Monday, Jun. 30, 1924
Macready Jumps
Lieut. John A. Macready, veteran U. S. Army flier, has added another achievement to his long record of wonderful flights and adventures. With
Lieut. Oakley Kelly, he once flew across the U. S. in a 26-hour non-stop flight, With Kelly he established the world's endurance record, flying over Dayton for 34 hours. Officially Frenchman Lecointe still holds the world's altitude record, but on his last attempt to beat this Macready's barograph registered 43,000 feet and when he landed stiff and frost-bitten from the intense cold many experts were of the opinion that he had actually gone higher than the Frenchman. In addition to a few other records, he has the reputation of being one of the Army's most reliable test pilots, who can take up a new ship and come down and tell designers exactly what's wrong and what should be changed. This wonderful career is not an accident. Macready is a most pertinent example of mens sana in corpore sano. An amateur boxing champion, five foot six in height, he weighs only about 130 pounds, has broad shoulders and a trim waist. He keeps himself in perfect condition, is always mentally and physically alert. Certainly Macready needed all his alertness, coolness and skill in his hazardous exploit of last week. On a recent night flight from Columbus, Macready found his motor dead when passing over Dayton. The usual method of gliding to safety in some field or other was impossible in the pitch dark. With his altimeter reading between 3,000 and 4,000 feet, the pilot guided his plane to the outskirts of the town, to minimize danger to others, and stayed on board as long as he dared. He then unloosed his safety belt, crawled out on the wing, and jumped into 1,800 feet of darkness. The wind blew him clear, and he counted two before pulling the rip cord, so that the parachute might be clear of entanglement. Macready did not know whether he was upside down or not when he left the ship, or whither he was heading. But he heard the parachute snap open and knew well that he would land somewhere. Edward A. Wuichet of the Dayton Chamber of Commerce, walking below in the summer darkness was startled to hear a voice from the sky say: "Hello below ? Hey, down there?" The most peculiar conversation passed in the dark till the aviator landed on a 100-foot cliff, with scarcely a bump. When his plane came down in a crash it was immediately enveloped in flames. Crowds stood about in morbid curosity and horrified anxiety, helpless to extricate the man they thought buried beneath the wreckage, when Macready suddenly walked among them.
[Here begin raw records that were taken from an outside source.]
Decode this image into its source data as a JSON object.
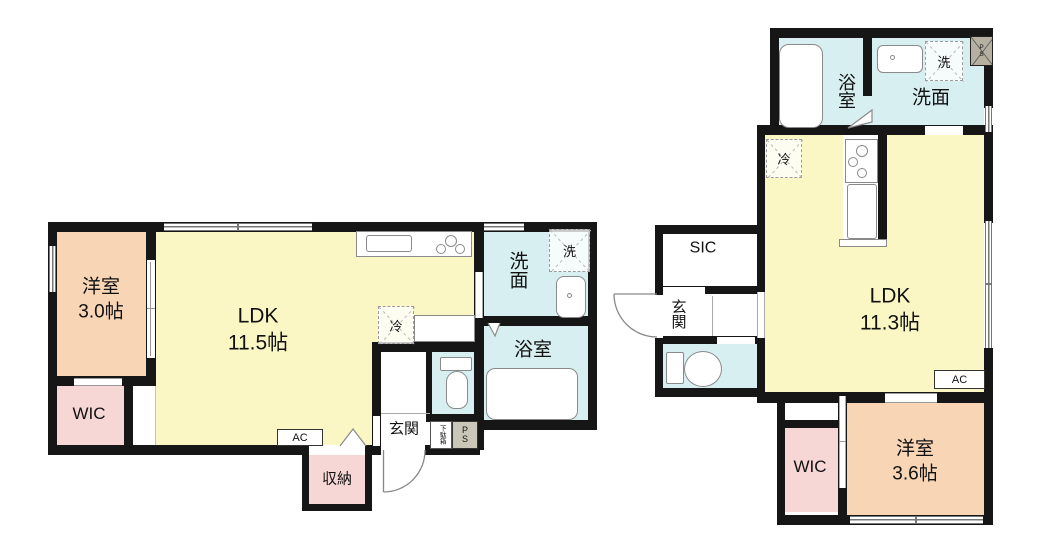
{
  "colors": {
    "wall": "#161616",
    "ldk_fill": "#faf7c4",
    "western_room_fill": "#f7d5b5",
    "closet_fill": "#f7d6d6",
    "wet_area_fill": "#d7eff1",
    "pipe_space_fill": "#cbc7b8"
  },
  "left_plan": {
    "western_room_label": "洋室\n3.0帖",
    "wic_label": "WIC",
    "ldk_label": "LDK\n11.5帖",
    "washroom_label": "洗面",
    "washer_label": "洗",
    "fridge_label": "冷",
    "bath_label": "浴室",
    "entrance_label": "玄関",
    "shoe_cabinet_label": "下駄箱",
    "pipe_space_label": "P\nS",
    "ac_label": "AC",
    "storage_label": "収納"
  },
  "right_plan": {
    "bath_label": "浴室",
    "washroom_label": "洗面",
    "washer_label": "洗",
    "pipe_space_label": "P\nS",
    "fridge_label": "冷",
    "sic_label": "SIC",
    "entrance_label": "玄関",
    "ldk_label": "LDK\n11.3帖",
    "ac_label": "AC",
    "wic_label": "WIC",
    "western_room_label": "洋室\n3.6帖"
  }
}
There is a feeling of distaste among many pilots against the parachute. And owners of planes and air mail superintendents have sometimes voiced the cruel sentiment that a parachute on board would make the pilot desert his plane too early, without the final effort to save it. There is not the slightest argument in favor of these points-of-view. Skillful as Macready is, the failure of his engine at dead of night would certainly have meant a termination of his valuable career if not for the huge, umbrella-like parachute. Jumping from a plane is sufficiently hazardous, and calls for real nerve, and none of the men who fly these ships should be deprived of this last resort or fail to practice for the awful moment when they must jump. Whether passengers can ever be made to undertake the sickening leap into space is another matter.